@maxdancona,
I don't have any problem with your efforts to find mutually acceptable definitions of the terms. However if you choose to define progressives as seeking to provide more rights for more people, you should also deal with the observable fact that most of these efforts so far by self-styled progressives have in fact been dedicated towards giving more publicly funded entitlements to more people (as opposed to rights). These entitlements, besides vastly increasing the public debt, have, at the same time, significantly reduced the freedom of most people to govern their own lives as they may wish and restricted their freedom to exercise previously acknowleded rights to do as they chose in seeking health care and increasingly exercising their previously acknowledged rights to free expression and association.
The key point here is that most so called progressive policies themselves proscribe various "right behaviors" and thereby reduce the free action of people and restrict their rights. This irony should not go unacknowledged.

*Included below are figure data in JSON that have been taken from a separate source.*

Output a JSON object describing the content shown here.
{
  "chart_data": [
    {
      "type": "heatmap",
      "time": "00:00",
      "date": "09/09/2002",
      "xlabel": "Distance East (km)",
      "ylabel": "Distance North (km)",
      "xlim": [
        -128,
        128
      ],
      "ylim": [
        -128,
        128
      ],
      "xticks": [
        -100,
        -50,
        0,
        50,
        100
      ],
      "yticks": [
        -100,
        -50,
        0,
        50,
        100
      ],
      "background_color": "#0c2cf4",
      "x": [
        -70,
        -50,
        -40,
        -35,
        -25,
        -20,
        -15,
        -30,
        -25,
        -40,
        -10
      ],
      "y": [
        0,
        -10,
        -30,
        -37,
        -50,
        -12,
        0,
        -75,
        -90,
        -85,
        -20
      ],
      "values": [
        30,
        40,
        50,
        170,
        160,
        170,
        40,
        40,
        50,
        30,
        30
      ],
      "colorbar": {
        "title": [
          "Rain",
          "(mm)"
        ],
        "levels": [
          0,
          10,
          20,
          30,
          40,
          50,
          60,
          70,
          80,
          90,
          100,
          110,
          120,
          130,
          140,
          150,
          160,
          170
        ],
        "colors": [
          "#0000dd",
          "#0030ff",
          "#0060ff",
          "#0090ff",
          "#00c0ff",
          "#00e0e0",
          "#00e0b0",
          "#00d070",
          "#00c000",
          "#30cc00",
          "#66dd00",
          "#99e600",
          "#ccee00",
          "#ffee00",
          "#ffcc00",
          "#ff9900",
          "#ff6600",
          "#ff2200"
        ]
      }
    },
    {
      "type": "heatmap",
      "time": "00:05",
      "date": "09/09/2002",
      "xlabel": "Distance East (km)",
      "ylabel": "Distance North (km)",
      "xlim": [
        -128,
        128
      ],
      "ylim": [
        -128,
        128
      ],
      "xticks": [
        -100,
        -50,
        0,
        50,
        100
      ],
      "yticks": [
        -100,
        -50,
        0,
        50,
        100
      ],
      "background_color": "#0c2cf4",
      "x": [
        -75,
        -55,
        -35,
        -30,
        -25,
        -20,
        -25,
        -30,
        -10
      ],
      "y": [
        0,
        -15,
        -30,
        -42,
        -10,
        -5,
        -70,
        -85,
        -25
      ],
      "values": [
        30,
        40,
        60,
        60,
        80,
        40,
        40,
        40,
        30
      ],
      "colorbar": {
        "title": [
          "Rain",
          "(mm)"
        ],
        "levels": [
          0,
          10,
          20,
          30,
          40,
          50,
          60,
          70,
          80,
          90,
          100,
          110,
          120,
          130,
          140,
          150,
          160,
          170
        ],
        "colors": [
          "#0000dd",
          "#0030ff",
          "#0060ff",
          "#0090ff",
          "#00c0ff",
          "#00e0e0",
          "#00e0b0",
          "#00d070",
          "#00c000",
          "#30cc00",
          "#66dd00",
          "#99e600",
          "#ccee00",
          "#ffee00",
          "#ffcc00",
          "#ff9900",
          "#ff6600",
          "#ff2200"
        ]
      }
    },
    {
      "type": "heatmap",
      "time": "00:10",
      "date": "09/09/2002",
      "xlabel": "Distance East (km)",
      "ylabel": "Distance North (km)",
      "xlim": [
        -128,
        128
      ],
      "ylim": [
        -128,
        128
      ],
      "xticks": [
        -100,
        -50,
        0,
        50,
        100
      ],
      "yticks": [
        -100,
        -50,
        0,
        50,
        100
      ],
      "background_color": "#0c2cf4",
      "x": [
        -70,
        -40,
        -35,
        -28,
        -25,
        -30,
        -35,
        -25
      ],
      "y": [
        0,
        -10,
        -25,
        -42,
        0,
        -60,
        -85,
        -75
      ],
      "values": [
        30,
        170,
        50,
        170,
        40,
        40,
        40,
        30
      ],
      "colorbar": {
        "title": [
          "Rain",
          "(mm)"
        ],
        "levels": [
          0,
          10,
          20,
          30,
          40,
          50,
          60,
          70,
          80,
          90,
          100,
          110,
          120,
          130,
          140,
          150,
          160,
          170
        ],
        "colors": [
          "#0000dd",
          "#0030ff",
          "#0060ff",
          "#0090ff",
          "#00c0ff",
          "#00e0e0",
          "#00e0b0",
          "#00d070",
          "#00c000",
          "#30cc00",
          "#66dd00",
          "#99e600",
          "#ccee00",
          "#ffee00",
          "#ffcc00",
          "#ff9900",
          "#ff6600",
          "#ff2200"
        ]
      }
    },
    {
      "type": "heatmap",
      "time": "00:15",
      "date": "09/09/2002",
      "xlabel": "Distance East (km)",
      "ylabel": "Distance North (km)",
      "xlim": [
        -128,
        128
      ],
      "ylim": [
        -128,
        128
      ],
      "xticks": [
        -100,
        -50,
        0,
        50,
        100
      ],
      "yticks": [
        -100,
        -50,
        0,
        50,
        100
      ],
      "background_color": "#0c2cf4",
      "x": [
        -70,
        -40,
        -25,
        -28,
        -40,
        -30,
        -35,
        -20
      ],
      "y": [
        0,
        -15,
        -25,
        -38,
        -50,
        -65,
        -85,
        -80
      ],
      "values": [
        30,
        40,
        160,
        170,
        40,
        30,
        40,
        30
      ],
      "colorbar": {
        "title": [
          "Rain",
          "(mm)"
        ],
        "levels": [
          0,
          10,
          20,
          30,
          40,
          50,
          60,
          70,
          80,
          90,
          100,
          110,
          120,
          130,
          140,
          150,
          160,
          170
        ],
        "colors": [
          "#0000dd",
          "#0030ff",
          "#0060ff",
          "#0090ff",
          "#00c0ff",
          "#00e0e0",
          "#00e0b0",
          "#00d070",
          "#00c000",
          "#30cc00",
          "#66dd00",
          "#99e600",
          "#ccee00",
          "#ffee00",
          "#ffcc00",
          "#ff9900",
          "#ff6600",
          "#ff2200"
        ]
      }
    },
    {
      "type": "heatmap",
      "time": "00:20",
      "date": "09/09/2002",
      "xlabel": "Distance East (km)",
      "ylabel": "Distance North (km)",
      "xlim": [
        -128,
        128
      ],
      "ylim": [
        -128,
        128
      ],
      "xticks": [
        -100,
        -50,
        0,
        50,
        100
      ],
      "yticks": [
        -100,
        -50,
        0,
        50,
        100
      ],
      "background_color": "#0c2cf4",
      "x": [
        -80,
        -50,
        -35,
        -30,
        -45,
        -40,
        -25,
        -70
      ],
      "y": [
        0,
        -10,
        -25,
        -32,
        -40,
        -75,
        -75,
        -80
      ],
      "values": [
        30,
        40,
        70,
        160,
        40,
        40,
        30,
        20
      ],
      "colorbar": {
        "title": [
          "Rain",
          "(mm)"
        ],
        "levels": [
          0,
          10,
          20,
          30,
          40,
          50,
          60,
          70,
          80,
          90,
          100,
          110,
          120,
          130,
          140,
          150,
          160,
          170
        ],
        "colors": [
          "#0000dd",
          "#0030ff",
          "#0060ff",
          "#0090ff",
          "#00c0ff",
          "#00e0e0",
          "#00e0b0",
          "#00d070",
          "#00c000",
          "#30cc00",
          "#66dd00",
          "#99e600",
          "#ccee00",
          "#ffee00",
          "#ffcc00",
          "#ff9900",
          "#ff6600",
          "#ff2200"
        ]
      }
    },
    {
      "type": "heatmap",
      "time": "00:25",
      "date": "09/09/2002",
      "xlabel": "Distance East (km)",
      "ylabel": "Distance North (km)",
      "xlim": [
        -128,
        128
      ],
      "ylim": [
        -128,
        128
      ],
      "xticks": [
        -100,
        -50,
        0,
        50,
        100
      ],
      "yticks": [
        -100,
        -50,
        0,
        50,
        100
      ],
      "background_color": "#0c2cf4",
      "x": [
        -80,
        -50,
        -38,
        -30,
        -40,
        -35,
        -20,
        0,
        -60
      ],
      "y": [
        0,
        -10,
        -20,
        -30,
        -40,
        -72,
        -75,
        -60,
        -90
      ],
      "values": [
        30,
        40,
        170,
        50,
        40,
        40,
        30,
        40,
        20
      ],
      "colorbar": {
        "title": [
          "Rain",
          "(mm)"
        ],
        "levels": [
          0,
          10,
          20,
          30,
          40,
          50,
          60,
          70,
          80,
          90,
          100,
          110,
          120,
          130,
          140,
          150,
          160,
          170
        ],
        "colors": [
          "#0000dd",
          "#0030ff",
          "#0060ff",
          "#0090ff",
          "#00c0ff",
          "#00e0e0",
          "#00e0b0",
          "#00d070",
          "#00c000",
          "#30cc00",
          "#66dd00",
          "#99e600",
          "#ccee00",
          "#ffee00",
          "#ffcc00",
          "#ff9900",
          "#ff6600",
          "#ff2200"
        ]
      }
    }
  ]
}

In the unlamented 20th century various adherants of Marxist social/political theories also campaigned for added "rights" for the so called working class and designated themselves as the "vanguard" of that class - those who (alone) knew what's good for everyone else. They ended up creating a collection of wretched authoritarian socialist states that produced only tyranny and poverty for all. Along they way they found they needed to deal with those who didn't agree with their program, In Lenin's case this became what he called "the elimination of the irreconcilables" a program that ended up involving mass exterminations and deportations to the Gulag. After wasting the lives of a generation of Russians the sustem they created collapsed of its own internal contradictions and the dull, oppressive tyranny they had created. Their Eastern European satellites couldn't wait to throw off their chains when the whole system collapsed. So much for that branch of progressive politics and the new rights they gave their slaves.
There are, of course other much more moderate versions of all this, and the largely sclerotic economies of the EU are the prime examples. Except for Germany I wouldn't bet a lot on their futures either.